I have some chicken soup simmering on the stove and a Meyer's lemon pie cooling in the refrigerator. I use the same recipe I use for a Key Lime pie but with the lemon juice instead of lime and it is delicious. I also have whipped cream in a bowl to go on top of it and that, I am sure, will make my husband happy. Jessie and Vergil have a lemon tree in their backyard and it is always overabundant which is a delicious problem to have.
Speaking of Jessie, I met her and the boys at Costco today. What in the world would we do if there were no Costco? We companionably pushed the cart together through the aisles, all of us feeling the incredibly soft fleece jackets which we did not buy, examining the crabs closely. Examining the crabs is something that August and I MUST do in Costco. With our fingertips we trace the sharp bumps of the animals under under their protective plastic and talk about what sort of crabs they are.
It never gets old. Don't ask me why. It's part of our ritual.
Jessie decided that having lunch out today was probably not the best idea. August was in a bit of a mood and when she went to put Levon in his car seat he wailed in rebellion. But I wasn't ready to come home and I had stopped at the post office on my way in and had a brand new Esquire magazine with Bruce Springsteen on the cover and so Bruce and I had lunch together at a local Mediterranean place. I was vastly disappointed in my falafel gyro and dolmades (how can dolmades be disappointing?) but there were very few people there and I did enjoy just sitting and reading, eating what I could of the meal and taking my time with all of it. The article didn't tell me anything I hadn't learned from his tome of a memoir that I read a few years ago. Mostly it's about how a parent can fuck you up good and then you can go on to still love them hugely.
Poor Bruce. He's had his horrible struggles with depression and what he calls "agitated depression" but which sounds like terrible anxiety to me.

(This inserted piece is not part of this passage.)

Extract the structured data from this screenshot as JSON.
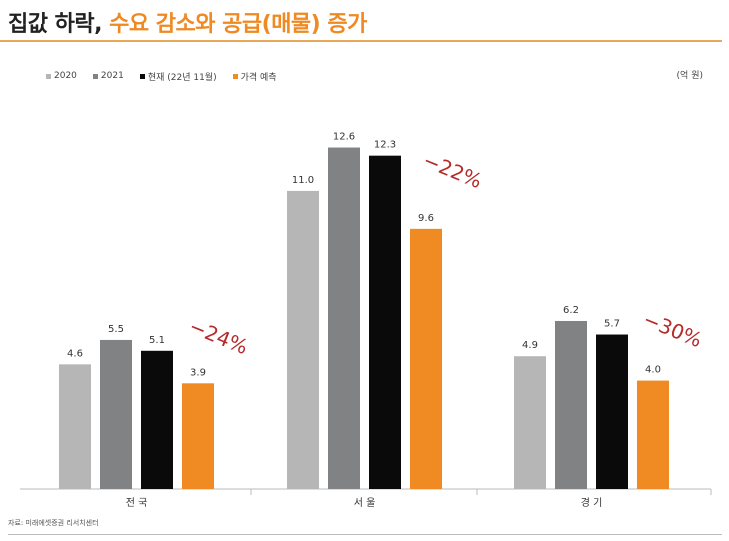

Well, god knows it hasn't prevented him from being who he is which is most definitely The Boss. On November 15, Netflix is going to start streaming a special of his Broadway show which will be ending on that day. On Broadway. And you know damn well I'll watch it.
Speaking of fathers, I dreamed of my own father last night. The biological one, that is. I'm not sure I've ever dreamed of him before. At least not since I've become an adult. In my dream he was telling me that he was going to be having another child and I got so mad at him. I told him that he'd done nothing whatsoever to help support or raise my brother and me and how dare he just go around fathering children that he was just going to abandon?
This makes me wonder if now I'm going to have to start unpacking my feelings about him which honestly, I've always felt like I'd already done.
It never really ends, does it?
And now Mr. Moon is home, jittered up with coffee and being on the road for ten hours. I hope he can get unstrung before bedtime. He does seem to be pretty happy though, so that's good. And it's good to have him home again.
Ringo and his jungle hens showed up this morning, fine and fit but they've chosen to spend the night outside again tonight. I wish they wouldn't do that but as I said yesterday, there's not a thing I can do about it.
I'm not even the boss of my chickens.
Or my dreams.
Let's all have sweet ones tonight, okay?